また、為替変動を確実に読むことはできないため、所有する通貨が突然暴落し、大きな損害を負う可能性も否めません。
加えて、人間は得をすることより損をすることを恐れてしまう傾向があるため、FXで損失を出すと「次は取り返そう」とどんどんリスクの高い取引を行ってしまい、最終的に破産してしまうケースも多いです。
上手に運用すれば資金を増やすことができるFXですが、リスクがあることはしっかりと理解して置かなければいけません。
この記事では、FXで破産してしまう理由や、破産しないための対策などについて解説します。
目次 ▼
1章 FX取引にはリスクがある
FXは株式の現物取引などと比較したときに、リスクが高いことを理解しておきましょう。

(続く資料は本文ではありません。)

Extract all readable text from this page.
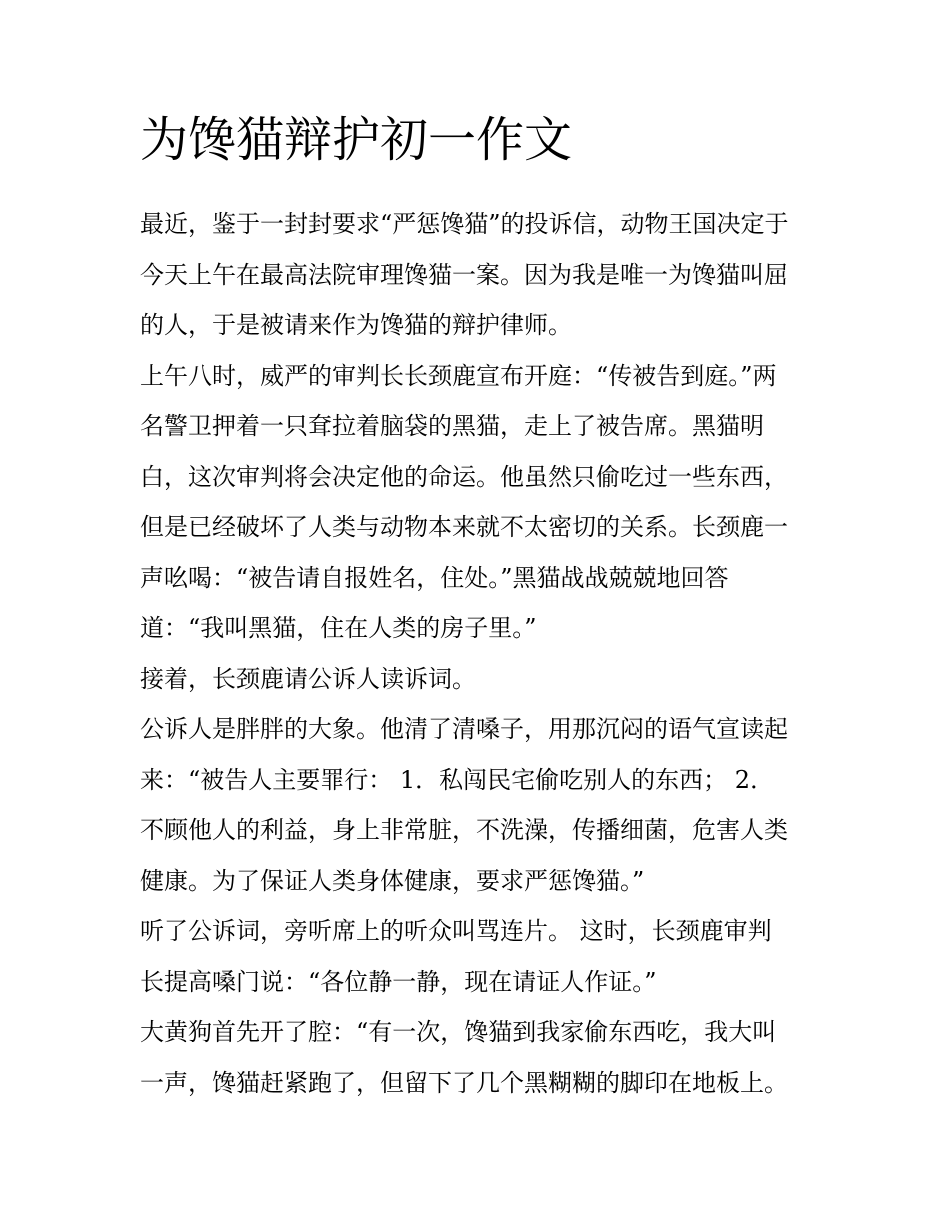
为馋猫辩护初一作文
最近，鉴于一封封要求“严惩馋猫”的投诉信，动物王国决定于
今天上午在最高法院审理馋猫一案。因为我是唯一为馋猫叫屈
的人，于是被请来作为馋猫的辩护律师。
上午八时，威严的审判长长颈鹿宣布开庭：“传被告到庭。”两
名警卫押着一只耷拉着脑袋的黑猫，走上了被告席。黑猫明
白，这次审判将会决定他的命运。他虽然只偷吃过一些东西，
但是已经破坏了人类与动物本来就不太密切的关系。长颈鹿一
声吆喝：“被告请自报姓名，住处。”黑猫战战兢兢地回答
道：“我叫黑猫，住在人类的房子里。”
接着，长颈鹿请公诉人读诉词。
公诉人是胖胖的大象。他清了清嗓子，用那沉闷的语气宣读起
来：“被告人主要罪行： 1．私闯民宅偷吃别人的东西； 2．
不顾他人的利益，身上非常脏，不洗澡，传播细菌，危害人类
健康。为了保证人类身体健康，要求严惩馋猫。”
听了公诉词，旁听席上的听众叫骂连片。 这时，长颈鹿审判
长提高嗓门说：“各位静一静，现在请证人作证。”
大黄狗首先开了腔：“有一次，馋猫到我家偷东西吃，我大叫
一声，馋猫赶紧跑了，但留下了几个黑糊糊的脚印在地板上。
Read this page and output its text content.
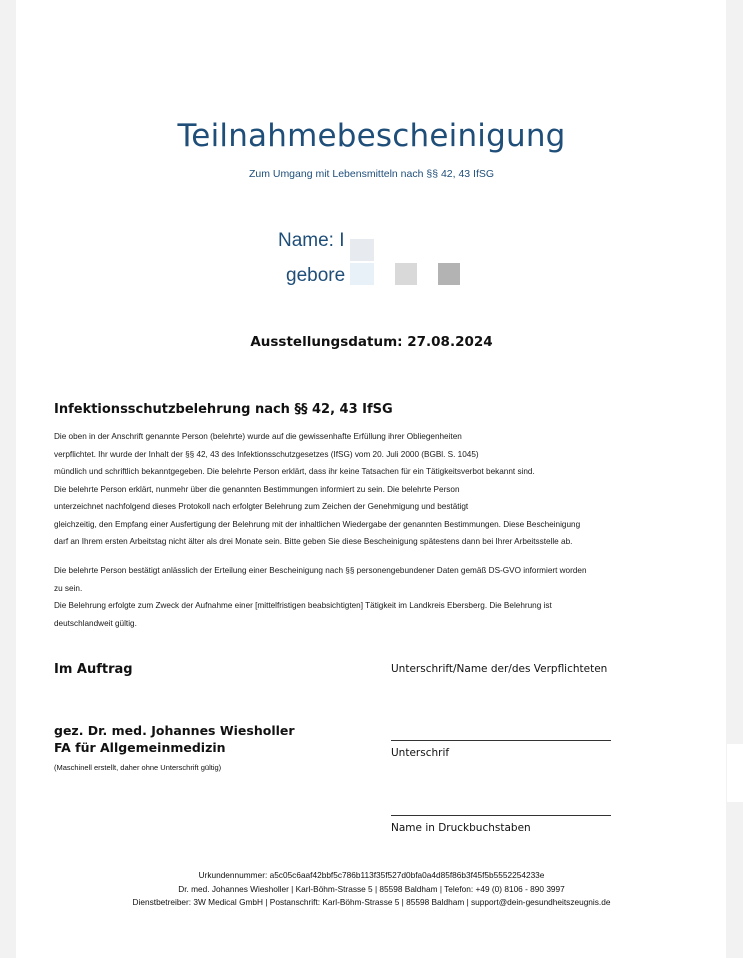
Teilnahmebescheinigung
Zum Umgang mit Lebensmitteln nach §§ 42, 43 IfSG
Name: I
gebore
Ausstellungsdatum: 27.08.2024
Infektionsschutzbelehrung nach §§ 42, 43 IfSG
Die oben in der Anschrift genannte Person (belehrte) wurde auf die gewissenhafte Erfüllung ihrer Obliegenheiten
verpflichtet. Ihr wurde der Inhalt der §§ 42, 43 des Infektionsschutzgesetzes (IfSG) vom 20. Juli 2000 (BGBl. S. 1045)
mündlich und schriftlich bekanntgegeben. Die belehrte Person erklärt, dass ihr keine Tatsachen für ein Tätigkeitsverbot bekannt sind.
Die belehrte Person erklärt, nunmehr über die genannten Bestimmungen informiert zu sein. Die belehrte Person
unterzeichnet nachfolgend dieses Protokoll nach erfolgter Belehrung zum Zeichen der Genehmigung und bestätigt
gleichzeitig, den Empfang einer Ausfertigung der Belehrung mit der inhaltlichen Wiedergabe der genannten Bestimmungen. Diese Bescheinigung
darf an Ihrem ersten Arbeitstag nicht älter als drei Monate sein. Bitte geben Sie diese Bescheinigung spätestens dann bei Ihrer Arbeitsstelle ab.
Die belehrte Person bestätigt anlässlich der Erteilung einer Bescheinigung nach §§ personengebundener Daten gemäß DS-GVO informiert worden
zu sein.
Die Belehrung erfolgte zum Zweck der Aufnahme einer [mittelfristigen beabsichtigten] Tätigkeit im Landkreis Ebersberg. Die Belehrung ist
deutschlandweit gültig.
Im Auftrag	Unterschrift/Name der/des Verpflichteten
gez. Dr. med. Johannes Wiesholler
FA für Allgemeinmedizin
(Maschinell erstellt, daher ohne Unterschrift gültig)
Unterschrif
Name in Druckbuchstaben
Urkundennummer: a5c05c6aaf42bbf5c786b113f35f527d0bfa0a4d85f86b3f45f5b5552254233e
Dr. med. Johannes Wiesholler | Karl-Böhm-Strasse 5 | 85598 Baldham | Telefon: +49 (0) 8106 - 890 3997
Dienstbetreiber: 3W Medical GmbH | Postanschrift: Karl-Böhm-Strasse 5 | 85598 Baldham | support@dein-gesundheitszeugnis.de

FX取引のリスクや破産してしまう理由は、主に下記の3つです。
- 手元にある資金以上の取引ができる
- 急な価格変動が生じてロスカットが間に合わない
- 損失を取り返そうと取引を追加してしまう
そもそも、FXはギャンブルのようなものです。「絶対に損をしない、増やせる」ということは決してありません。
前提としてそれを理解しておかなければ破産してしまうリスクがあります。
それぞれ詳しく見ていきましょう。
1−1 手元にある資金以上の取引ができる
FXと大きな特徴として、証拠金を預けることで手元の資金の何倍もの取引ができる「レバレッジ」という仕組みがあります。

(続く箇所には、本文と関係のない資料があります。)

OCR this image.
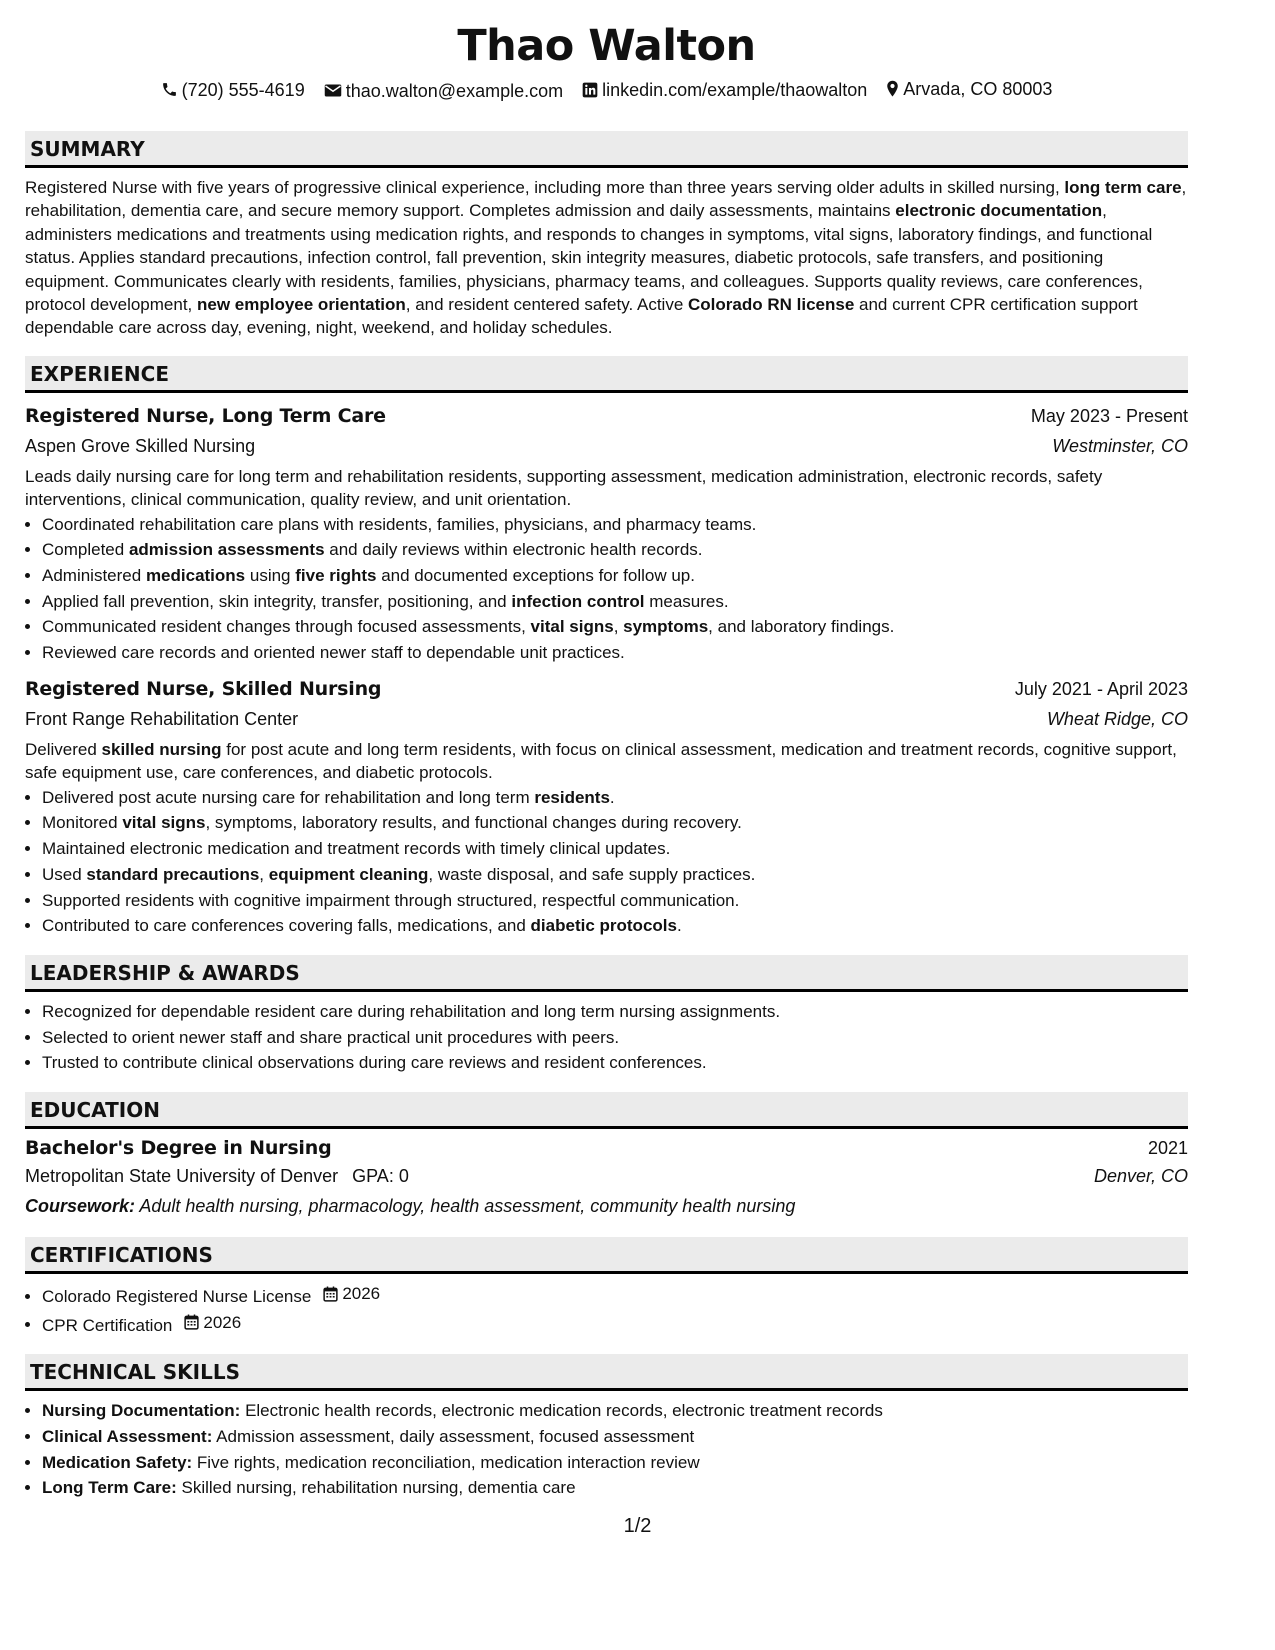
Thao Walton
(720) 555-4619
thao.walton@example.com
linkedin.com/example/thaowalton
Arvada, CO 80003
SUMMARY

Registered Nurse with five years of progressive clinical experience, including more than three years serving older adults in skilled nursing, long term care, rehabilitation, dementia care, and secure memory support. Completes admission and daily assessments, maintains electronic documentation, administers medications and treatments using medication rights, and responds to changes in symptoms, vital signs, laboratory findings, and functional status. Applies standard precautions, infection control, fall prevention, skin integrity measures, diabetic protocols, safe transfers, and positioning equipment. Communicates clearly with residents, families, physicians, pharmacy teams, and colleagues. Supports quality reviews, care conferences, protocol development, new employee orientation, and resident centered safety. Active Colorado RN license and current CPR certification support dependable care across day, evening, night, weekend, and holiday schedules.

EXPERIENCE
Registered Nurse, Long Term Care	May 2023 - Present
Aspen Grove Skilled Nursing	Westminster, CO

Leads daily nursing care for long term and rehabilitation residents, supporting assessment, medication administration, electronic records, safety interventions, clinical communication, quality review, and unit orientation.

• Coordinated rehabilitation care plans with residents, families, physicians, and pharmacy teams.
• Completed admission assessments and daily reviews within electronic health records.
• Administered medications using five rights and documented exceptions for follow up.
• Applied fall prevention, skin integrity, transfer, positioning, and infection control measures.
• Communicated resident changes through focused assessments, vital signs, symptoms, and laboratory findings.
• Reviewed care records and oriented newer staff to dependable unit practices.
Registered Nurse, Skilled Nursing	July 2021 - April 2023
Front Range Rehabilitation Center	Wheat Ridge, CO

Delivered skilled nursing for post acute and long term residents, with focus on clinical assessment, medication and treatment records, cognitive support, safe equipment use, care conferences, and diabetic protocols.

• Delivered post acute nursing care for rehabilitation and long term residents.
• Monitored vital signs, symptoms, laboratory results, and functional changes during recovery.
• Maintained electronic medication and treatment records with timely clinical updates.
• Used standard precautions, equipment cleaning, waste disposal, and safe supply practices.
• Supported residents with cognitive impairment through structured, respectful communication.
• Contributed to care conferences covering falls, medications, and diabetic protocols.
LEADERSHIP & AWARDS
• Recognized for dependable resident care during rehabilitation and long term nursing assignments.
• Selected to orient newer staff and share practical unit procedures with peers.
• Trusted to contribute clinical observations during care reviews and resident conferences.
EDUCATION
Bachelor's Degree in Nursing	2021
Metropolitan State University of Denver GPA: 0	Denver, CO
Coursework: Adult health nursing, pharmacology, health assessment, community health nursing
CERTIFICATIONS
• Colorado Registered Nurse License 2026
• CPR Certification 2026
TECHNICAL SKILLS
• Nursing Documentation: Electronic health records, electronic medication records, electronic treatment records
• Clinical Assessment: Admission assessment, daily assessment, focused assessment
• Medication Safety: Five rights, medication reconciliation, medication interaction review
• Long Term Care: Skilled nursing, rehabilitation nursing, dementia care
1/2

少ない資金でも大きなリターンを狙うことができるメリットはありますが、その分失敗した時の損失も高額になります。
レバレッジをかけて損失がでて証拠金がマイナスになってしまうと負債を負う可能性があります。
1−2 急な価格変動により強制ロスカットが間に合わず証拠金がマイナスになる
FX取引には、損失が一定レベルに到達すると損失を最小限に抑えるために自動的に決済がされる「強制ロスカット」という仕組みがあります。
しかし、あまりにも価格変動が急激だと強制ロスカットが間に合わないことがあります。
証拠金維持率が100%未満の場合には、決済された時点で損失が出て、0%未満になると証拠金がマイナスになるため、負債を負ってしまいます。

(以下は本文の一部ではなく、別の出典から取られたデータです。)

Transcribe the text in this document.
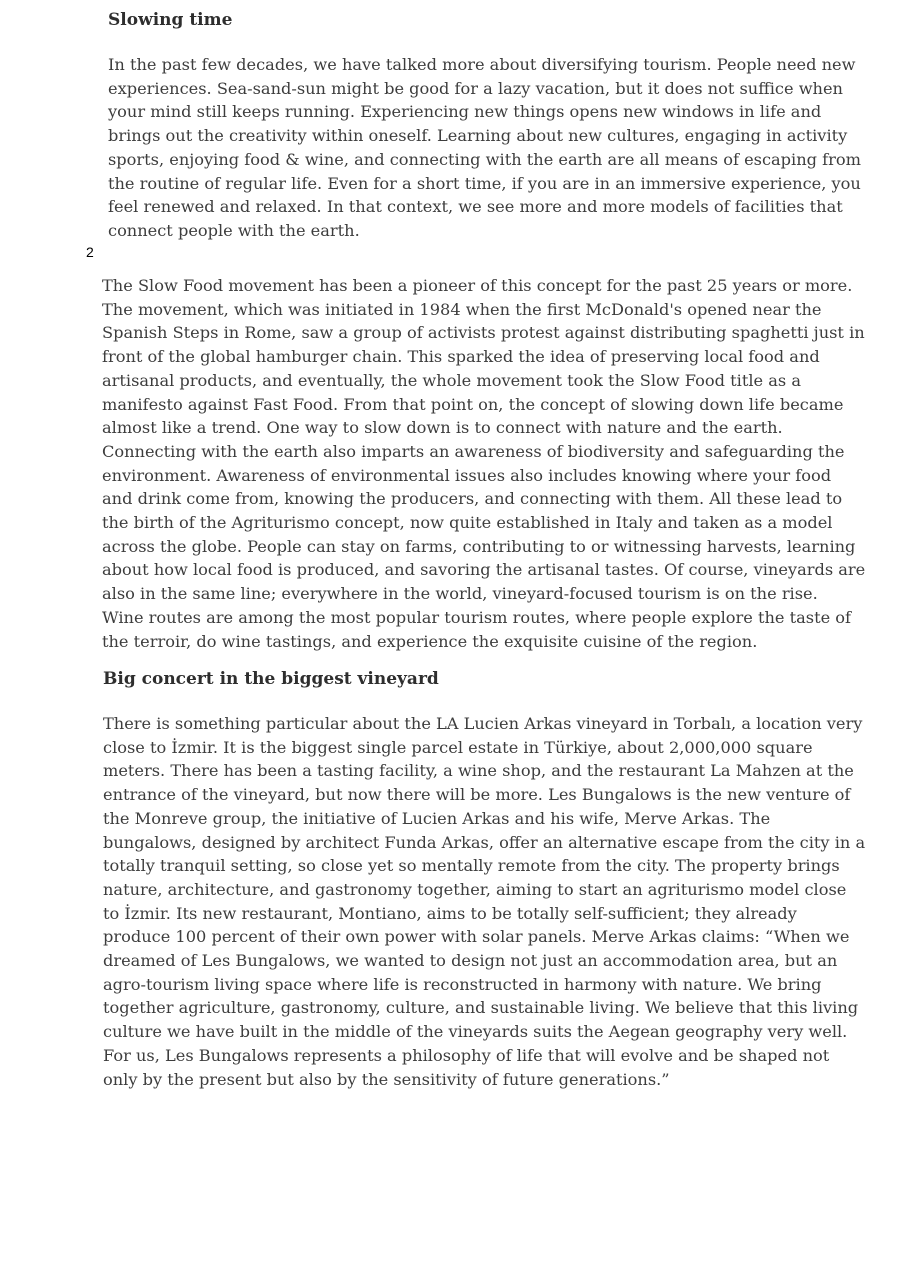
Slowing time

In the past few decades, we have talked more about diversifying tourism. People need new
experiences. Sea-sand-sun might be good for a lazy vacation, but it does not suffice when
your mind still keeps running. Experiencing new things opens new windows in life and
brings out the creativity within oneself. Learning about new cultures, engaging in activity
sports, enjoying food & wine, and connecting with the earth are all means of escaping from
the routine of regular life. Even for a short time, if you are in an immersive experience, you
feel renewed and relaxed. In that context, we see more and more models of facilities that
connect people with the earth.

2

The Slow Food movement has been a pioneer of this concept for the past 25 years or more.
The movement, which was initiated in 1984 when the first McDonald's opened near the
Spanish Steps in Rome, saw a group of activists protest against distributing spaghetti just in
front of the global hamburger chain. This sparked the idea of preserving local food and
artisanal products, and eventually, the whole movement took the Slow Food title as a
manifesto against Fast Food. From that point on, the concept of slowing down life became
almost like a trend. One way to slow down is to connect with nature and the earth.
Connecting with the earth also imparts an awareness of biodiversity and safeguarding the
environment. Awareness of environmental issues also includes knowing where your food
and drink come from, knowing the producers, and connecting with them. All these lead to
the birth of the Agriturismo concept, now quite established in Italy and taken as a model
across the globe. People can stay on farms, contributing to or witnessing harvests, learning
about how local food is produced, and savoring the artisanal tastes. Of course, vineyards are
also in the same line; everywhere in the world, vineyard-focused tourism is on the rise.
Wine routes are among the most popular tourism routes, where people explore the taste of
the terroir, do wine tastings, and experience the exquisite cuisine of the region.

Big concert in the biggest vineyard

There is something particular about the LA Lucien Arkas vineyard in Torbalı, a location very
close to İzmir. It is the biggest single parcel estate in Türkiye, about 2,000,000 square
meters. There has been a tasting facility, a wine shop, and the restaurant La Mahzen at the
entrance of the vineyard, but now there will be more. Les Bungalows is the new venture of
the Monreve group, the initiative of Lucien Arkas and his wife, Merve Arkas. The
bungalows, designed by architect Funda Arkas, offer an alternative escape from the city in a
totally tranquil setting, so close yet so mentally remote from the city. The property brings
nature, architecture, and gastronomy together, aiming to start an agriturismo model close
to İzmir. Its new restaurant, Montiano, aims to be totally self-sufficient; they already
produce 100 percent of their own power with solar panels. Merve Arkas claims: “When we
dreamed of Les Bungalows, we wanted to design not just an accommodation area, but an
agro-tourism living space where life is reconstructed in harmony with nature. We bring
together agriculture, gastronomy, culture, and sustainable living. We believe that this living
culture we have built in the middle of the vineyards suits the Aegean geography very well.
For us, Les Bungalows represents a philosophy of life that will evolve and be shaped not
only by the present but also by the sensitivity of future generations.”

急な価格変動があった場合にも、すぐに対応できるように証拠金に余裕を持たせた取引をすることが重要です。
1−3 損失を取り返そうと取引をどんどん追加してしまう
FX取引で損失が出た場合、それをどうにか取り返そうと取引を追加してしまう方は少なくありません。
というのも、人間には「損失を確定するのを先送りにしたい」「得をした喜びより損をしたときの悲しみの方が重く感じてしまう」傾向があるからです。
このように、損失について合理的に考えられなくなってしまうことを「プロスペクト理論」と呼び、ギャンブルなどで破産してしまう理由のひとつとして考えられています。
例えば、FXで損失を出してしまった場合、「次に取り返そう」「損失を回収するために早く次の取引をしないと」と考えてしまう人もいるでしょう。
この場合、運が良く次で取り返せればよいですが、損失を繰り返しどんどん積み上げてしまう可能性もゼロではありません。
結果として、損失を繰り返し自分ではどうにもならない状態になってしまい、破産していまうケースもあるでしょう。
2章 FXで破産しないために心がけるべきことと対策
FX取引では「絶対に損失を出さない」という保証はありません。しかし、以下のことを心がけることでリスクを抑えることができます。
絶対に勝てるという保証はないと理解しておく
- 余った資金で取引をする
- まずはデモトレードから始める
- 損切りのルールを作っておく
- レバレッジをかけすぎない
- 根拠を持って取引をする
それぞれ解説しますので、参考にしてください。
2−1 絶対に勝てるという保証はないと理解しておく
FX取引は流動的なものです。世の中の経済状況で一気に価格が変動することも少なくありません。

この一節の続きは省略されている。